Os grupos focais foram desenvolvidos em sala de aula no Departamento de Odontologia da UFRN, com cadeiras dispostas em círculo para permitir melhor campo de visão e de comunicação entre os participantes. Todos os grupos focais foram conduzidos por uma equipe de pesquisa composta por um pesquisador facilitador e um pesquisador observador, sendo papel do facilitador conduzir o processo utilizando um roteiro de entrevista semiestruturada e o observador para identificar aspectos pertinentes ao processo, como algumas percepções físicas, pos-turais e de entonação durante os discursos dos estudantes, além do controle da gravação das falas. Após serem acomodados na sala, os participantes receberam um agradecimento pela aceitação de participação da pesquisa, foram apresentados entre si e iniciada a dinâmica do grupo focal.

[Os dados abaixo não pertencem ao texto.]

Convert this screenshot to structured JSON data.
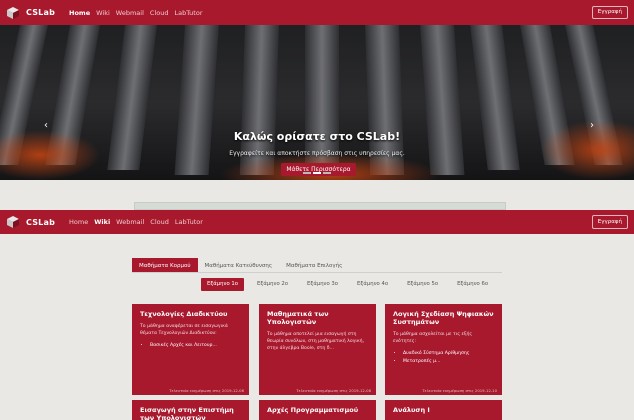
{
  "navbar": {
    "brand": "CSLab",
    "links": [
      "Home",
      "Wiki",
      "Webmail",
      "Cloud",
      "LabTutor"
    ],
    "signup": "Εγγραφή"
  },
  "hero": {
    "title": "Καλώς ορίσατε στο CSLab!",
    "subtitle": "Εγγραφείτε και αποκτήστε πρόσβαση στις υπηρεσίες μας.",
    "button": "Μάθετε Περισσότερα",
    "prev": "‹",
    "next": "›"
  },
  "navbar2": {
    "brand": "CSLab",
    "links": [
      "Home",
      "Wiki",
      "Webmail",
      "Cloud",
      "LabTutor"
    ],
    "signup": "Εγγραφή"
  },
  "tabs": [
    "Μαθήματα Κορμού",
    "Μαθήματα Κατεύθυνσης",
    "Μαθήματα Επιλογής"
  ],
  "semesters": [
    "Εξάμηνο 1ο",
    "Εξάμηνο 2ο",
    "Εξάμηνο 3ο",
    "Εξάμηνο 4ο",
    "Εξάμηνο 5ο",
    "Εξάμηνο 6ο"
  ],
  "cards": [
    {
      "title": "Τεχνολογίες Διαδικτύου",
      "desc": "Το μάθημα αναφέρεται σε εισαγωγικά θέματα Τεχνολογιών Διαδικτύου:",
      "items": [
        "Βασικές Αρχές και Λειτουρ..."
      ],
      "date": "Τελευταία ενημέρωση στις 2019-12-08"
    },
    {
      "title": "Μαθηματικά των Υπολογιστών",
      "desc": "Το μάθημα αποτελεί μια εισαγωγή στη θεωρία συνόλων, στη μαθηματική λογική, στην άλγεβρα Boole, στη δ...",
      "items": [],
      "date": "Τελευταία ενημέρωση στις 2019-12-08"
    },
    {
      "title": "Λογική Σχεδίαση Ψηφιακών Συστημάτων",
      "desc": "Το μάθημα ασχολείται με τις εξής ενότητες:",
      "items": [
        "Δυαδικό Σύστημα Αρίθμησης",
        "Μετατροπές μ..."
      ],
      "date": "Τελευταία ενημέρωση στις 2019-12-10"
    },
    {
      "title": "Εισαγωγή στην Επιστήμη των Υπολογιστών",
      "desc": "",
      "items": [],
      "date": ""
    },
    {
      "title": "Αρχές Προγραμματισμού",
      "desc": "",
      "items": [],
      "date": ""
    },
    {
      "title": "Ανάλυση Ι",
      "desc": "",
      "items": [],
      "date": ""
    }
  ]
}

Todas as atividades do grupo focal foram gravadas e transcritas para posterior análise do material. As fases do processo foram elaboradas e discutidas pelo grupo de trabalho composto por alunos do Projeto de Ações Acadêmicas Integradas Associadas da UFRN.

As ideias, sentimentos e avaliações foram analisados por meio da técnica de análise temática categorial9. Este estudo é parte de uma pesquisa mais ampla, o qual envolveu a percepção dos alunos dos períodos iniciais e concluintes do curso de Odontologia da UFRN relativas à contribuição do ciclo básico para a formação em Odontologia.

 

3 RESULTADOS E DISCUSSÃO

As percepções dos estudantes sobre o papel dos professores no processo ensino-aprendizagem durante sua formação acadêmica no curso de Odontologia foram agrupadas nas categorias: (a) metodologia adotada pelo professor; (b) relacionamento professor/aluno como influente no processo de aprendizagem; (c) falta de autonomia do discente; (d) desenvolvimento docente.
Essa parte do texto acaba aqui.